According to a "list drawn up by Afghan officials," 95 children were "among the 140 people said to have died in a recent U.S.-Taliban battle in western Afghanistan." Afghan authorities blame the deaths on U.S. air strikes, but the U.S. military disputes their claim.

The Obama administration reported yesterday that the financial condition of Medicare and Social Security has deteriorated, in part due to the recession. As a result, Medicare is expected to run out of funds by 2017, while the Social Security trust fund "will be exhausted in 2037." Spending for both programs accounted for more than one-third of the federal budget last year. 

As AIG CEO Edward Liddy faces Congress again today, new documents have emerged showing that "senior officials at the Federal Reserve Bank of New York received details about the bonuses more than five months before the firestorm erupted." However, the New York Fed did not alert the Obama administration to the potential controversy until the end of February.

The New York State Assembly approved legislation last night that would make New York the sixth state to allow same-sex marriage with a pivotal vote on the measure now shifting to the State Senate. Gov. David Patterson (D) has offered strong support for the bill's passage.

The Senate Foreign Relations Committee approved Harold Koh's nomination to become the State Department legal adviser yesterday by a vote of 12 to five. Koh's nomination now goes to the full Senate, though the vote has not yet been scheduled.

Senate Democrats expect to lose the vote on the confirmation of David Hayes as Deputy Secretary of the Interior this morning, which would mark "the first time Congress votes to reject one of President Obama's nominees." Sen. Robert Bennett (R-UT) is leading the GOP opposition to Hayes over Obama's decision to cancel oil and gas leases in Utah." "This is not about Hayes," his spokesman admitted.

Though there is a "widely reported expectation that President Barack Obama will be looking for a qualified woman" to replace Justice David Souter on the Supreme Court, a new Gallup poll found that "64 percent of Americans say it doesn't matter to them whether Obama appoints a woman." Another 26 percent said that it would be "a good idea, but not essential."
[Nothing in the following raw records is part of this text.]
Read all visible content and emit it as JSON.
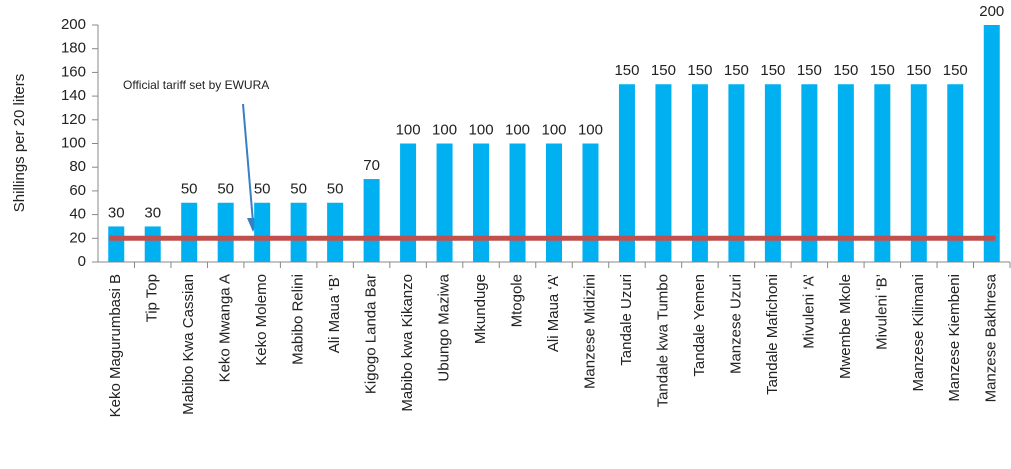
{
  "chart_data": {
    "type": "bar",
    "y_label": "Shillings per 20 liters",
    "annotation": "Official tariff set by EWURA",
    "categories": [
      "Keko Magurumbasi B",
      "Tip Top",
      "Mabibo Kwa Cassian",
      "Keko Mwanga A",
      "Keko Molemo",
      "Mabibo Relini",
      "Ali Maua ‘B’",
      "Kigogo Landa Bar",
      "Mabibo kwa Kikanzo",
      "Ubungo Maziwa",
      "Mkunduge",
      "Mtogole",
      "Ali Maua ‘A’",
      "Manzese Midizini",
      "Tandale Uzuri",
      "Tandale kwa Tumbo",
      "Tandale Yemen",
      "Manzese Uzuri",
      "Tandale Mafichoni",
      "Mivuleni ‘A’",
      "Mwembe Mkole",
      "Mivuleni ‘B’",
      "Manzese Kilimani",
      "Manzese Kiembeni",
      "Manzese Bakhresa"
    ],
    "values": [
      30,
      30,
      50,
      50,
      50,
      50,
      50,
      70,
      100,
      100,
      100,
      100,
      100,
      100,
      150,
      150,
      150,
      150,
      150,
      150,
      150,
      150,
      150,
      150,
      200
    ],
    "color": "#00b0f0",
    "reference_value": 20,
    "reference_color": "#c0504d",
    "ylim": [
      0,
      200
    ],
    "yticks": [
      0,
      20,
      40,
      60,
      80,
      100,
      120,
      140,
      160,
      180,
      200
    ],
    "grid": false
  }
}
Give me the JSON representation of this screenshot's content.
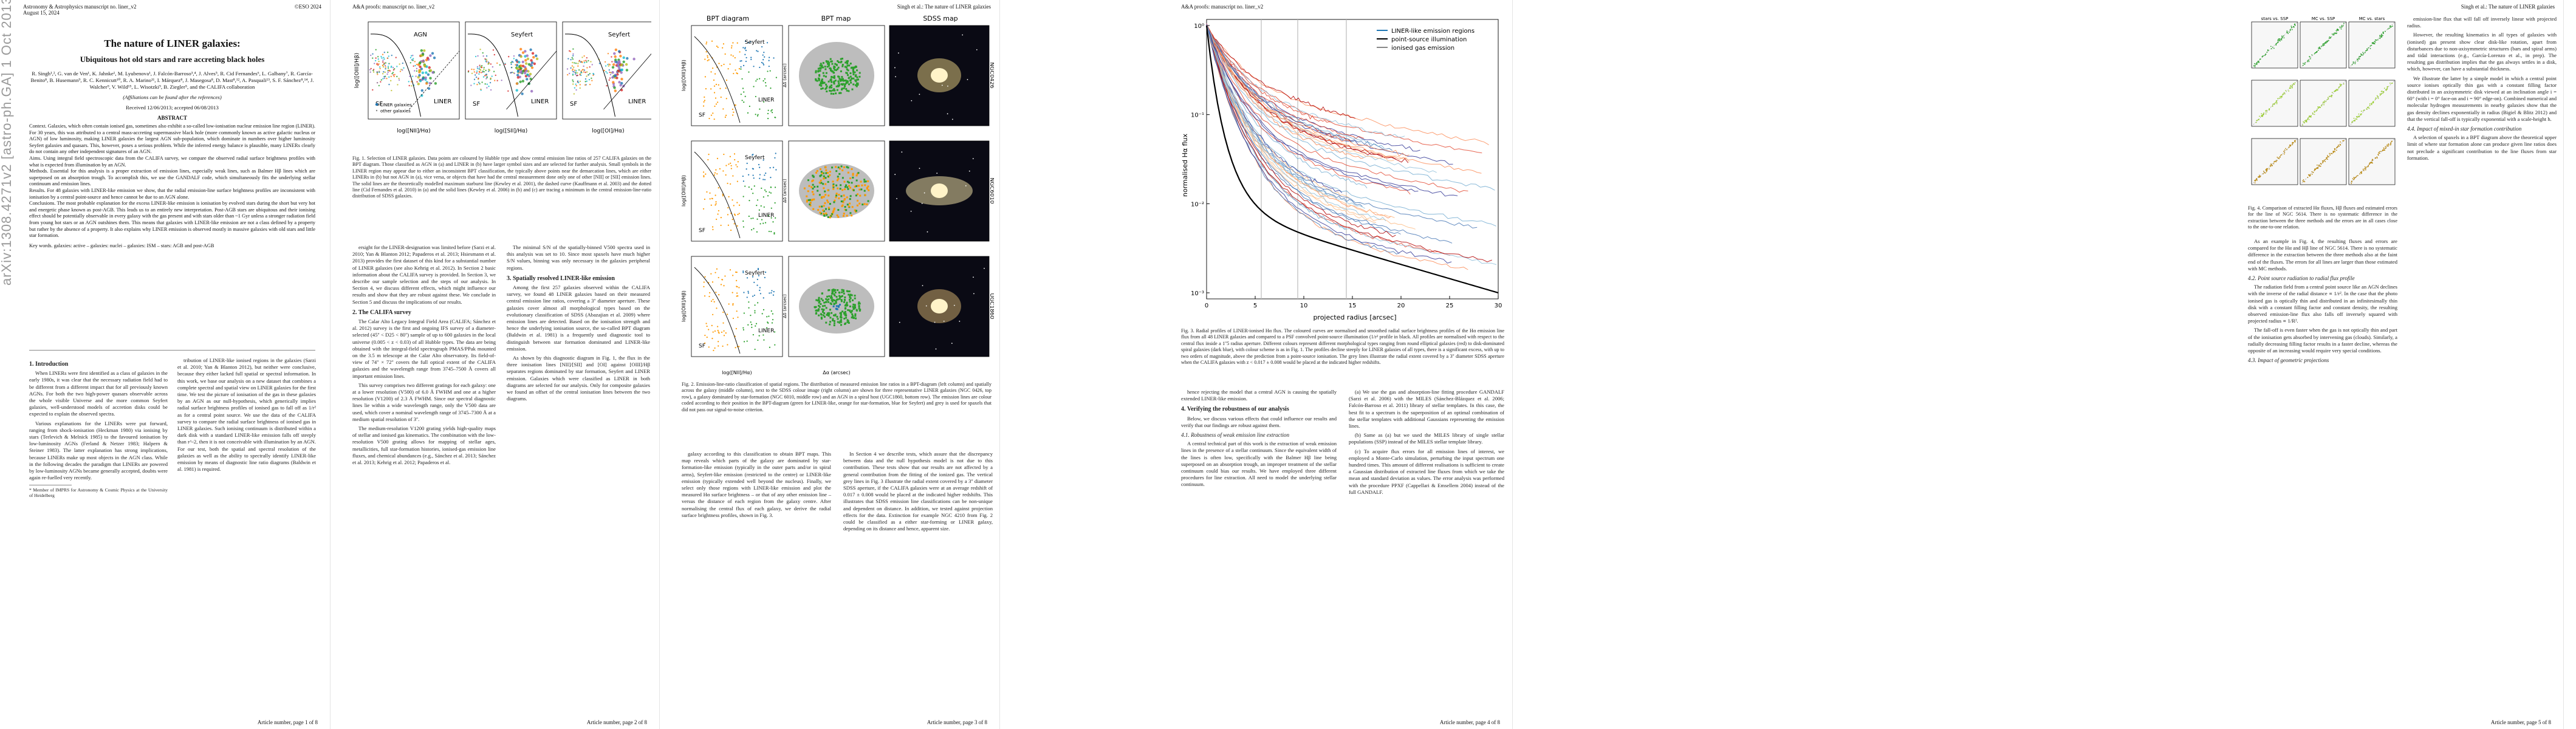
{
  "arxiv_id": "arXiv:1308.4271v2  [astro-ph.GA]  1 Oct 2013",
  "page1": {
    "journal": "Astronomy & Astrophysics manuscript no. liner_v2",
    "date": "August 15, 2024",
    "copyright": "©ESO 2024",
    "title": "The nature of LINER galaxies:",
    "subtitle": "Ubiquitous hot old stars and rare accreting black holes",
    "authors": "R. Singh¹,², G. van de Ven¹, K. Jahnke¹, M. Lyubenova¹, J. Falcón-Barroso³,⁴, J. Alves⁵, R. Cid Fernandes⁶, L. Galbany⁷, R. García-Benito⁸, B. Husemann⁹, R. C. Kennicutt¹⁰, R. A. Marino¹¹, I. Márquez⁸, J. Masegosa⁸, D. Mast⁸,¹², A. Pasquali¹³, S. F. Sánchez⁸,¹⁴, J. Walcher⁹, V. Wild¹⁵, L. Wisotzki⁹, B. Ziegler⁵, and the CALIFA collaboration",
    "affil_note": "(Affiliations can be found after the references)",
    "received": "Received 12/06/2013; accepted 06/08/2013",
    "abstract_head": "ABSTRACT",
    "abstract_context": "Context. Galaxies, which often contain ionised gas, sometimes also exhibit a so-called low-ionisation nuclear emission line region (LINER). For 30 years, this was attributed to a central mass-accreting supermassive black hole (more commonly known as active galactic nucleus or AGN) of low luminosity, making LINER galaxies the largest AGN sub-population, which dominate in numbers over higher luminosity Seyfert galaxies and quasars. This, however, poses a serious problem. While the inferred energy balance is plausible, many LINERs clearly do not contain any other independent signatures of an AGN.",
    "abstract_aims": "Aims. Using integral field spectroscopic data from the CALIFA survey, we compare the observed radial surface brightness profiles with what is expected from illumination by an AGN.",
    "abstract_methods": "Methods. Essential for this analysis is a proper extraction of emission lines, especially weak lines, such as Balmer Hβ lines which are superposed on an absorption trough. To accomplish this, we use the GANDALF code, which simultaneously fits the underlying stellar continuum and emission lines.",
    "abstract_results": "Results. For 48 galaxies with LINER-like emission we show, that the radial emission-line surface brightness profiles are inconsistent with ionisation by a central point-source and hence cannot be due to an AGN alone.",
    "abstract_conclusions": "Conclusions. The most probable explanation for the excess LINER-like emission is ionisation by evolved stars during the short but very hot and energetic phase known as post-AGB. This leads us to an entirely new interpretation. Post-AGB stars are ubiquitous and their ionising effect should be potentially observable in every galaxy with the gas present and with stars older than ~1 Gyr unless a stronger radiation field from young hot stars or an AGN outshines them. This means that galaxies with LINER-like emission are not a class defined by a property but rather by the absence of a property. It also explains why LINER emission is observed mostly in massive galaxies with old stars and little star formation.",
    "keywords": "Key words. galaxies: active – galaxies: nuclei – galaxies: ISM – stars: AGB and post-AGB",
    "sec1_head": "1. Introduction",
    "sec1_p1": "When LINERs were first identified as a class of galaxies in the early 1980s, it was clear that the necessary radiation field had to be different from a different impact that for all previously known AGNs. For both the two high-power quasars observable across the whole visible Universe and the more common Seyfert galaxies, well-understood models of accretion disks could be expected to explain the observed spectra.",
    "sec1_p2": "Various explanations for the LINERs were put forward, ranging from shock-ionisation (Heckman 1980) via ionising by stars (Terlevich & Melnick 1985) to the favoured ionisation by low-luminosity AGNs (Ferland & Netzer 1983; Halpern & Steiner 1983). The latter explanation has strong implications, because LINERs make up most objects in the AGN class. While in the following decades the paradigm that LINERs are powered by low-luminosity AGNs became generally accepted, doubts were again re-fuelled very recently.",
    "sec1_col2": "tribution of LINER-like ionised regions in the galaxies (Sarzi et al. 2010; Yan & Blanton 2012), but neither were conclusive, because they either lacked full spatial or spectral information. In this work, we base our analysis on a new dataset that combines a complete spectral and spatial view on LINER galaxies for the first time. We test the picture of ionisation of the gas in these galaxies by an AGN as our null-hypothesis, which generically implies radial surface brightness profiles of ionised gas to fall off as 1/r² as for a central point source. We use the data of the CALIFA survey to compare the radial surface brightness of ionised gas in LINER galaxies. Such ionising continuum is distributed within a dark disk with a standard LINER-like emission falls off steeply than r^-2, then it is not conceivable with illumination by an AGN. For our test, both the spatial and spectral resolution of the galaxies as well as the ability to spectrally identify LINER-like emission by means of diagnostic line ratio diagrams (Baldwin et al. 1981) is required.",
    "footnote": "* Member of IMPRS for Astronomy & Cosmic Physics at the University of Heidelberg",
    "footer": "Article number, page 1 of 8"
  },
  "page2": {
    "header_left": "A&A proofs: manuscript no. liner_v2",
    "fig1_labels": {
      "agn": "AGN",
      "sf": "SF",
      "seyfert": "Seyfert",
      "liner": "LINER",
      "xlabel": "log([NII]/Hα)",
      "ylabel": "log([OIII]/Hβ)",
      "xlabel2": "log([SII]/Hα)",
      "xlabel3": "log([OI]/Hα)",
      "legend1": "LINER galaxies",
      "legend2": "other galaxies"
    },
    "fig1_caption": "Fig. 1. Selection of LINER galaxies. Data points are coloured by Hubble type and show central emission line ratios of 257 CALIFA galaxies on the BPT diagram. Those classified as AGN in (a) and LINER in (b) have larger symbol sizes and are selected for further analysis. Small symbols in the LINER region may appear due to either an inconsistent BPT classification, the typically above points near the demarcation lines, which are either LINERs in (b) but not AGN in (a), vice versa, or objects that have had the central measurement done only one of other [NII] or [SII] emission lines. The solid lines are the theoretically modelled maximum starburst line (Kewley et al. 2001), the dashed curve (Kauffmann et al. 2003) and the dotted line (Cid Fernandes et al. 2010) in (a) and the solid lines (Kewley et al. 2006) in (b) and (c) are tracing a minimum in the central emission-line-ratio distribution of SDSS galaxies.",
    "col1": "ersight for the LINER-designation was limited before (Sarzi et al. 2010; Yan & Blanton 2012; Papaderos et al. 2013; Hsiesmann et al. 2013) provides the first dataset of this kind for a substantial number of LINER galaxies (see also Kehrig et al. 2012). In Section 2 basic information about the CALIFA survey is provided. In Section 3, we describe our sample selection and the steps of our analysis. In Section 4, we discuss different effects, which might influence our results and show that they are robust against these. We conclude in Section 5 and discuss the implications of our results.",
    "sec2_head": "2. The CALIFA survey",
    "sec2_p1": "The Calar Alto Legacy Integral Field Area (CALIFA; Sánchez et al. 2012) survey is the first and ongoing IFS survey of a diameter-selected (45'' < D25 < 80'') sample of up to 600 galaxies in the local universe (0.005 < z < 0.03) of all Hubble types. The data are being obtained with the integral-field spectrograph PMAS/PPak mounted on the 3.5 m telescope at the Calar Alto observatory. Its field-of-view of 74'' × 72'' covers the full optical extent of the CALIFA galaxies and the wavelength range from 3745–7500 Å covers all important emission lines.",
    "sec2_p2": "This survey comprises two different gratings for each galaxy: one at a lower resolution (V500) of 6.0 Å FWHM and one at a higher resolution (V1200) of 2.3 Å FWHM. Since our spectral diagnostic lines lie within a wide wavelength range, only the V500 data are used, which cover a nominal wavelength range of 3745–7300 Å at a medium spatial resolution of 3''.",
    "sec2_p3": "The medium-resolution V1200 grating yields high-quality maps of stellar and ionised gas kinematics. The combination with the low-resolution V500 grating allows for mapping of stellar ages, metallicities, full star-formation histories, ionised-gas emission line fluxes, and chemical abundances (e.g., Sánchez et al. 2013; Sánchez et al. 2013; Kehrig et al. 2012; Papaderos et al.",
    "col2_p1": "The minimal S/N of the spatially-binned V500 spectra used in this analysis was set to 10. Since most spaxels have much higher S/N values, binning was only necessary in the galaxies peripheral regions.",
    "sec3_head": "3. Spatially resolved LINER-like emission",
    "sec3_p1": "Among the first 257 galaxies observed within the CALIFA survey, we found 48 LINER galaxies based on their measured central emission line ratios, covering a 3'' diameter aperture. These galaxies cover almost all morphological types based on the evolutionary classification of SDSS (Abazajian et al. 2009) where emission lines are detected. Based on the ionisation strength and hence the underlying ionisation source, the so-called BPT diagram (Baldwin et al. 1981) is a frequently used diagnostic tool to distinguish between star formation dominated and LINER-like emission.",
    "sec3_p2": "As shown by this diagnostic diagram in Fig. 1, the flux in the three ionisation lines [NII]/[SII] and [OI] against [OIII]/Hβ separates regions dominated by star formation, Seyfert and LINER emission. Galaxies which were classified as LINER in both diagrams are selected for our analysis. Only for composite galaxies we found an offset of the central ionisation lines between the two diagrams.",
    "footer": "Article number, page 2 of 8"
  },
  "page3": {
    "header_right": "Singh et al.: The nature of LINER galaxies",
    "panel_bpt": "BPT diagram",
    "panel_map": "BPT map",
    "panel_sdss": "SDSS map",
    "gal1": "NGC0426",
    "gal2": "NGC6010",
    "gal3": "UGC1860",
    "label_seyfert": "Seyfert",
    "label_liner": "LINER",
    "label_sf": "SF",
    "xlabel": "log([NII]/Hα)",
    "xlabel_map": "Δα (arcsec)",
    "ylabel_map": "Δδ (arcsec)",
    "ylabel": "log([OIII]/Hβ)",
    "fig2_caption": "Fig. 2. Emission-line-ratio classification of spatial regions. The distribution of measured emission line ratios in a BPT-diagram (left column) and spatially across the galaxy (middle column), next to the SDSS colour image (right column) are shown for three representative LINER galaxies (NGC 0426, top row), a galaxy dominated by star-formation (NGC 6010, middle row) and an AGN in a spiral host (UGC1860, bottom row). The emission lines are colour coded according to their position in the BPT-diagram (green for LINER-like, orange for star-formation, blue for Seyfert) and grey is used for spaxels that did not pass our signal-to-noise criterion.",
    "col1": "galaxy according to this classification to obtain BPT maps. This map reveals which parts of the galaxy are dominated by star-formation-like emission (typically in the outer parts and/or in spiral arms), Seyfert-like emission (restricted to the centre) or LINER-like emission (typically extended well beyond the nucleus). Finally, we select only those regions with LINER-like emission and plot the measured Hα surface brightness – or that of any other emission line – versus the distance of each region from the galaxy centre. After normalising the central flux of each galaxy, we derive the radial surface brightness profiles, shown in Fig. 3.",
    "col2": "In Section 4 we describe tests, which assure that the discrepancy between data and the null hypothesis model is not due to this contribution. These tests show that our results are not affected by a general contribution from the fitting of the ionized gas. The vertical grey lines in Fig. 3 illustrate the radial extent covered by a 3'' diameter SDSS aperture, if the CALIFA galaxies were at an average redshift of 0.017 ± 0.008 would be placed at the indicated higher redshifts. This illustrates that SDSS emission line classifications can be non-unique and dependent on distance. In addition, we tested against projection effects for the data. Extinction for example NGC 4210 from Fig. 2 could be classified as a either star-forming or LINER galaxy, depending on its distance and hence, apparent size.",
    "footer": "Article number, page 3 of 8"
  },
  "page4": {
    "header_left": "A&A proofs: manuscript no. liner_v2",
    "legend": [
      "LINER-like emission regions",
      "point-source illumination",
      "ionised gas emission"
    ],
    "xlabel": "projected radius [arcsec]",
    "ylabel": "normalised Hα flux",
    "x_ticks": [
      "0",
      "5",
      "10",
      "15",
      "20",
      "25",
      "30"
    ],
    "y_ticks": [
      "10⁰",
      "10⁻¹",
      "10⁻²",
      "10⁻³"
    ],
    "fig3_caption": "Fig. 3. Radial profiles of LINER-ionised Hα flux. The coloured curves are normalised and smoothed radial surface brightness profiles of the Hα emission line flux from all 48 LINER galaxies and compared to a PSF convolved point-source illumination (1/r² profile in black. All profiles are normalised with respect to the central flux inside a 1''5 radius aperture. Different colours represent different morphological types ranging from round elliptical galaxies (red) to disk-dominated spiral galaxies (dark blue), with colour scheme is as in Fig. 1. The profiles decline steeply for LINER galaxies of all types, there is a significant excess, with up to two orders of magnitude, above the prediction from a point-source ionisation. The grey lines illustrate the radial extent covered by a 3'' diameter SDSS aperture when the CALIFA galaxies with z < 0.017 ± 0.008 would be placed at the indicated higher redshifts.",
    "col1_p1": "hence rejecting the model that a central AGN is causing the spatially extended LINER-like emission.",
    "sec4_head": "4. Verifying the robustness of our analysis",
    "col1_p2": "Below, we discuss various effects that could influence our results and verify that our findings are robust against them.",
    "sub41": "4.1. Robustness of weak emission line extraction",
    "col1_p3": "A central technical part of this work is the extraction of weak emission lines in the presence of a stellar continuum. Since the equivalent width of the lines is often low, specifically with the Balmer Hβ line being superposed on an absorption trough, an improper treatment of the stellar continuum could bias our results. We have employed three different procedures for line extraction. All need to model the underlying stellar continuum.",
    "col2_p1": "(a) We use the gas and absorption-line fitting procedure GANDALF (Sarzi et al. 2006) with the MILES (Sánchez-Blázquez et al. 2006; Falcón-Barroso et al. 2011) library of stellar templates. In this case, the best fit to a spectrum is the superposition of an optimal combination of the stellar templates with additional Gaussians representing the emission lines.",
    "col2_p2": "(b) Same as (a) but we used the MILES library of single stellar populations (SSP) instead of the MILES stellar template library.",
    "col2_p3": "(c) To acquire flux errors for all emission lines of interest, we employed a Monte-Carlo simulation, perturbing the input spectrum one hundred times. This amount of different realisations is sufficient to create a Gaussian distribution of extracted line fluxes from which we take the mean and standard deviation as values. The error analysis was performed with the procedure PPXF (Cappellari & Emsellem 2004) instead of the full GANDALF.",
    "footer": "Article number, page 4 of 8"
  },
  "page5": {
    "header_right": "Singh et al.: The nature of LINER galaxies",
    "panel_titles": [
      "stars vs. SSP",
      "MC vs. SSP",
      "MC vs. stars"
    ],
    "fig4_caption": "Fig. 4. Comparison of extracted Hα fluxes, Hβ fluxes and estimated errors for the line of NGC 5614. There is no systematic difference in the extraction between the three methods and the errors are in all cases close to the one-to-one relation.",
    "col1_p1": "As an example in Fig. 4, the resulting fluxes and errors are compared for the Hα and Hβ line of NGC 5614. There is no systematic difference in the extraction between the three methods also at the faint end of the fluxes. The errors for all lines are larger than those estimated with MC methods.",
    "sub42": "4.2. Point source radiation to radial flux profile",
    "col1_p2": "The radiation field from a central point source like an AGN declines with the inverse of the radial distance ∝ 1/r². In the case that the photo ionised gas is optically thin and distributed in an infinitesimally thin disk with a constant filling factor and constant density, the resulting observed emission-line flux also falls off inversely squared with projected radius ∝ 1/R².",
    "col1_p3": "The fall-off is even faster when the gas is not optically thin and part of the ionisation gets absorbed by intervening gas (clouds). Similarly, a radially decreasing filling factor results in a faster decline, whereas the opposite of an increasing would require very special conditions.",
    "sub43": "4.3. Impact of geometric projections",
    "col2_p1": "emission-line flux that will fall off inversely linear with projected radius.",
    "col2_p2": "However, the resulting kinematics in all types of galaxies with (ionised) gas present show clear disk-like rotation, apart from disturbances due to non-axisymmetric structures (bars and spiral arms) and tidal interactions (e.g., García-Lorenzo et al., in prep). The resulting gas distribution implies that the gas always settles in a disk, which, however, can have a substantial thickness.",
    "col2_p3": "We illustrate the latter by a simple model in which a central point source ionises optically thin gas with a constant filling factor distributed in an axisymmetric disk viewed at an inclination angle i = 60° (with i = 0° face-on and i = 90° edge-on). Combined numerical and molecular hydrogen measurements in nearby galaxies show that the gas density declines exponentially in radius (Bigiel & Blitz 2012) and that the vertical fall-off is typically exponential with a scale-height h.",
    "sub44": "4.4. Impact of mixed-in star formation contribution",
    "col2_p4": "A selection of spaxels in a BPT diagram above the theoretical upper limit of where star formation alone can produce given line ratios does not preclude a significant contribution to the line fluxes from star formation.",
    "footer": "Article number, page 5 of 8"
  }
}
And finally: Utah Attorney General Mark Shurtleff (R) yesterday had a "Twitter spasm," and "inadvertently confirmed on Twitter...that he'll challenge Sen. Bob Bennett (R-UT) in 2010." Shurtleff "later sent a message saying he thought he was responding to one individual and quickly pulled down the messages, but not before they were widely distributed." His original plan was to announce his candidacy on May 20. (View his Twitter messages here.)



BLOG WATCH

Conservative Judge Richard Posner describes "the intellectual decline of conservatism."

Conservatives are outraged over the release of torture photos, but not over torture itself.

The National Review thinks President Obama's health cost savings are too vague and optimistic, but they love Newt Gingrich's even vaguer and more optimistic alternatives.

Washington Post columnist Richard Cohen forgets that he already made up his mind on whether torture works.

New York Times columnist Ross Douthat claims that the pro-choice movement is not "comfortable with the language of rights and liberties."

Business Roundtable declares, "We're going to spend whatever it takes" to defeat corporate tax reform.

Philadelphia Inquirer hired John Yoo as a columnist.

DAILY GRILL

"[Director of National Intelligence] Dennis Blair comes out and says that these enhanced techniques worked and he probably would have done it in 2002."
-- MSNBC's Joe Scarborough, 5/12/09

VERSUS

"I like to think I would not have approved those methods in the past...the damage they have done to our interests far outweighed whatever benefit they gave us and they are not essential to our national security."